As bases filosóficas do agnosticismo foram assentadas no séc. XVIII por Kant e Hume. O termo, porém, foi cunhado pelo biólogo britânico Thomas Huxley em 1876 – ele definiu o agnóstico como aquele que acredita que a questão da existência de Deus não pode e talvez jamais possa ser resolvida.

“O Cosmos é tudo que existe, que existiu ou existirá” – Assim, com essa frase inesquecível, Carl Sagan inaugura o primeiro episódio da série de 13 documentários intitulada “Cosmos”, veiculados na TV americana em 1980, e depois no restante do mundo. Ao pretender explicar ciência e cosmologia para o público leigo, Sagan acabou criando um épico que abrange também muitas questões existenciais, história, mitologia, religião e espiritualidade em geral.

Em alguma costa rochosa, em alguma praia do globo, Sagan observa as ondas, os pássaros, o vento, e algum tempo depois nos traz outra pérola em sua narrativa: “Recentemente, aventuramo-nos um pouco pelo raso (do Cosmos), talvez com água a cobrir-nos o tornozelo, e essa água nos pareceu convidativa. Alguma parte de nosso ser nos diz que essa é a nossa origem. Desejamos muito retornar, e podemos fazê-lo, pois o Cosmos também está dentro de nós. Somos feitos de matéria estelar, somos uma forma do próprio Cosmos conhecer a si mesmo.”

Sagan era profundo conhecedor de religiões e mitologia, além de cientista e cético, mas não era nem ateu nem teísta ou deísta, era puramente agnóstico. Seu evangelho era constituído de uma obra de divulgação científica totalmente voltada para tal espanto, tal deslumbramento, tal amor pela natureza e todo o Cosmos a sua volta.

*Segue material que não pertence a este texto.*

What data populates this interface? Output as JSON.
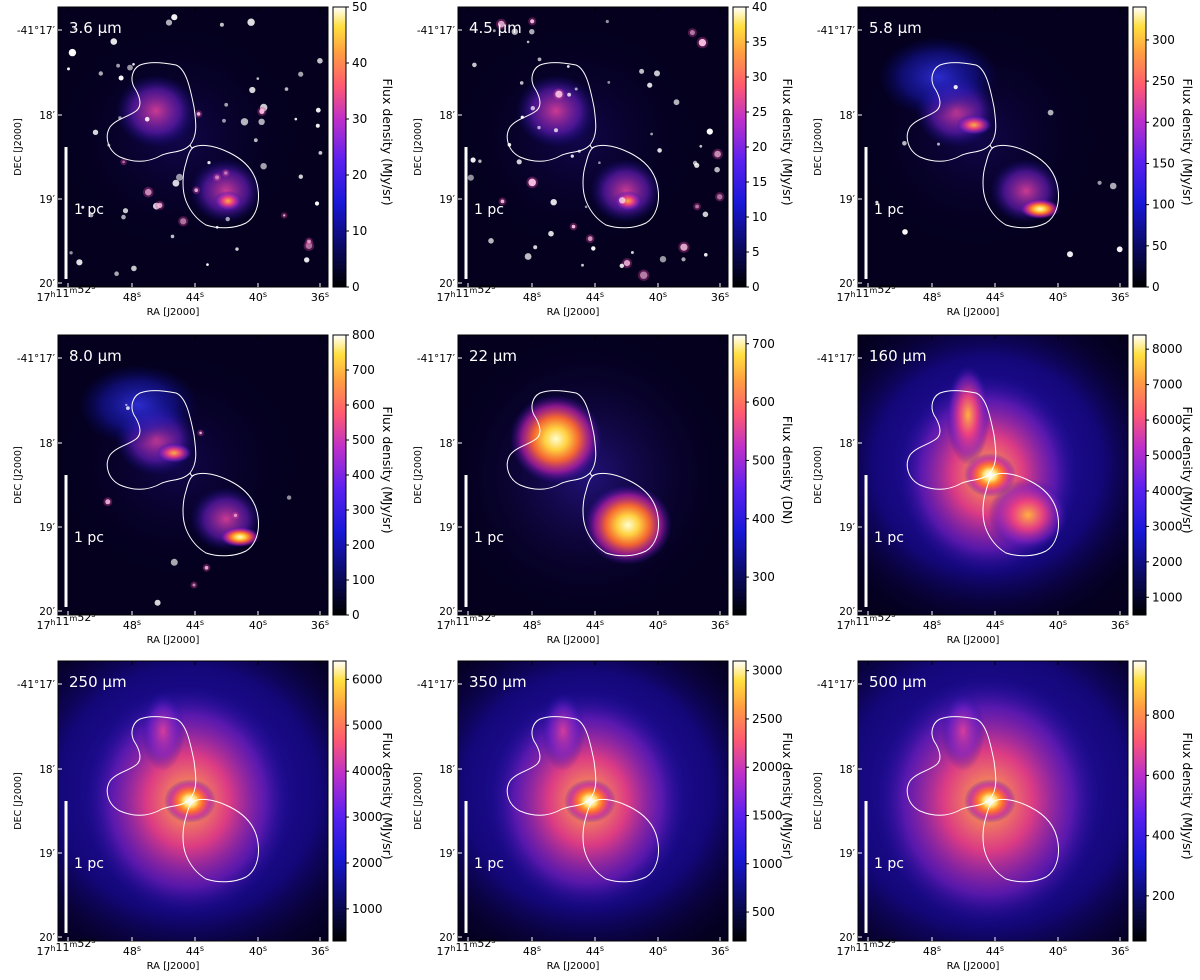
{
  "chart_data": [
    {
      "type": "heatmap",
      "title": "3.6 μm",
      "xlabel": "RA [J2000]",
      "ylabel": "DEC [J2000]",
      "colorbar_label": "Flux density (MJy/sr)",
      "colorbar_ticks": [
        0,
        10,
        20,
        30,
        40,
        50
      ],
      "clim": [
        0,
        50
      ],
      "style": "stars",
      "x_ticks": [
        "17h11m52s",
        "48s",
        "44s",
        "40s",
        "36s"
      ],
      "y_ticks": [
        "-41°17′",
        "18′",
        "19′",
        "20′"
      ],
      "scalebar": "1 pc"
    },
    {
      "type": "heatmap",
      "title": "4.5 μm",
      "xlabel": "RA [J2000]",
      "ylabel": "DEC [J2000]",
      "colorbar_label": "Flux density (MJy/sr)",
      "colorbar_ticks": [
        0,
        5,
        10,
        15,
        20,
        25,
        30,
        35,
        40
      ],
      "clim": [
        0,
        40
      ],
      "style": "stars",
      "x_ticks": [
        "17h11m52s",
        "48s",
        "44s",
        "40s",
        "36s"
      ],
      "y_ticks": [
        "-41°17′",
        "18′",
        "19′",
        "20′"
      ],
      "scalebar": "1 pc"
    },
    {
      "type": "heatmap",
      "title": "5.8 μm",
      "xlabel": "RA [J2000]",
      "ylabel": "DEC [J2000]",
      "colorbar_label": "Flux density (MJy/sr)",
      "colorbar_ticks": [
        0,
        50,
        100,
        150,
        200,
        250,
        300
      ],
      "clim": [
        0,
        340
      ],
      "style": "rings",
      "x_ticks": [
        "17h11m52s",
        "48s",
        "44s",
        "40s",
        "36s"
      ],
      "y_ticks": [
        "-41°17′",
        "18′",
        "19′",
        "20′"
      ],
      "scalebar": "1 pc"
    },
    {
      "type": "heatmap",
      "title": "8.0 μm",
      "xlabel": "RA [J2000]",
      "ylabel": "DEC [J2000]",
      "colorbar_label": "Flux density (MJy/sr)",
      "colorbar_ticks": [
        0,
        100,
        200,
        300,
        400,
        500,
        600,
        700,
        800
      ],
      "clim": [
        0,
        800
      ],
      "style": "rings",
      "x_ticks": [
        "17h11m52s",
        "48s",
        "44s",
        "40s",
        "36s"
      ],
      "y_ticks": [
        "-41°17′",
        "18′",
        "19′",
        "20′"
      ],
      "scalebar": "1 pc"
    },
    {
      "type": "heatmap",
      "title": "22 μm",
      "xlabel": "RA [J2000]",
      "ylabel": "DEC [J2000]",
      "colorbar_label": "Flux density (DN)",
      "colorbar_ticks": [
        300,
        400,
        500,
        600,
        700
      ],
      "clim": [
        235,
        715
      ],
      "style": "blobs",
      "x_ticks": [
        "17h11m52s",
        "48s",
        "44s",
        "40s",
        "36s"
      ],
      "y_ticks": [
        "-41°17′",
        "18′",
        "19′",
        "20′"
      ],
      "scalebar": "1 pc"
    },
    {
      "type": "heatmap",
      "title": "160 μm",
      "xlabel": "RA [J2000]",
      "ylabel": "DEC [J2000]",
      "colorbar_label": "Flux density (MJy/sr)",
      "colorbar_ticks": [
        1000,
        2000,
        3000,
        4000,
        5000,
        6000,
        7000,
        8000
      ],
      "clim": [
        500,
        8400
      ],
      "style": "far160",
      "x_ticks": [
        "17h11m52s",
        "48s",
        "44s",
        "40s",
        "36s"
      ],
      "y_ticks": [
        "-41°17′",
        "18′",
        "19′",
        "20′"
      ],
      "scalebar": "1 pc"
    },
    {
      "type": "heatmap",
      "title": "250 μm",
      "xlabel": "RA [J2000]",
      "ylabel": "DEC [J2000]",
      "colorbar_label": "Flux density (MJy/sr)",
      "colorbar_ticks": [
        1000,
        2000,
        3000,
        4000,
        5000,
        6000
      ],
      "clim": [
        300,
        6400
      ],
      "style": "far250",
      "x_ticks": [
        "17h11m52s",
        "48s",
        "44s",
        "40s",
        "36s"
      ],
      "y_ticks": [
        "-41°17′",
        "18′",
        "19′",
        "20′"
      ],
      "scalebar": "1 pc"
    },
    {
      "type": "heatmap",
      "title": "350 μm",
      "xlabel": "RA [J2000]",
      "ylabel": "DEC [J2000]",
      "colorbar_label": "Flux density (MJy/sr)",
      "colorbar_ticks": [
        500,
        1000,
        1500,
        2000,
        2500,
        3000
      ],
      "clim": [
        200,
        3100
      ],
      "style": "far350",
      "x_ticks": [
        "17h11m52s",
        "48s",
        "44s",
        "40s",
        "36s"
      ],
      "y_ticks": [
        "-41°17′",
        "18′",
        "19′",
        "20′"
      ],
      "scalebar": "1 pc"
    },
    {
      "type": "heatmap",
      "title": "500 μm",
      "xlabel": "RA [J2000]",
      "ylabel": "DEC [J2000]",
      "colorbar_label": "Flux density (MJy/sr)",
      "colorbar_ticks": [
        200,
        400,
        600,
        800
      ],
      "clim": [
        50,
        980
      ],
      "style": "far500",
      "x_ticks": [
        "17h11m52s",
        "48s",
        "44s",
        "40s",
        "36s"
      ],
      "y_ticks": [
        "-41°17′",
        "18′",
        "19′",
        "20′"
      ],
      "scalebar": "1 pc"
    }
  ],
  "colors": {
    "map_dark": "#04001e",
    "contour": "#ffffff",
    "star": "#ffffff"
  }
}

Essa era a boa notícia de Carl…

Para muitos teístas, o fato de existirem pessoas que não creem em um Deus pessoal, ou que pelo menos não tem certeza de sua existência, parece causar um certo desconforto. Não é raro perceber, em qualquer pessoa ligada a doutrinas eclesiásticas, uma tendência a classificar ateus, agnósticos, céticos, e às vezes simplesmente todo e qualquer cientista, como “gente sem fé”, perdida, afastada de Deus, e até mesmo imoral.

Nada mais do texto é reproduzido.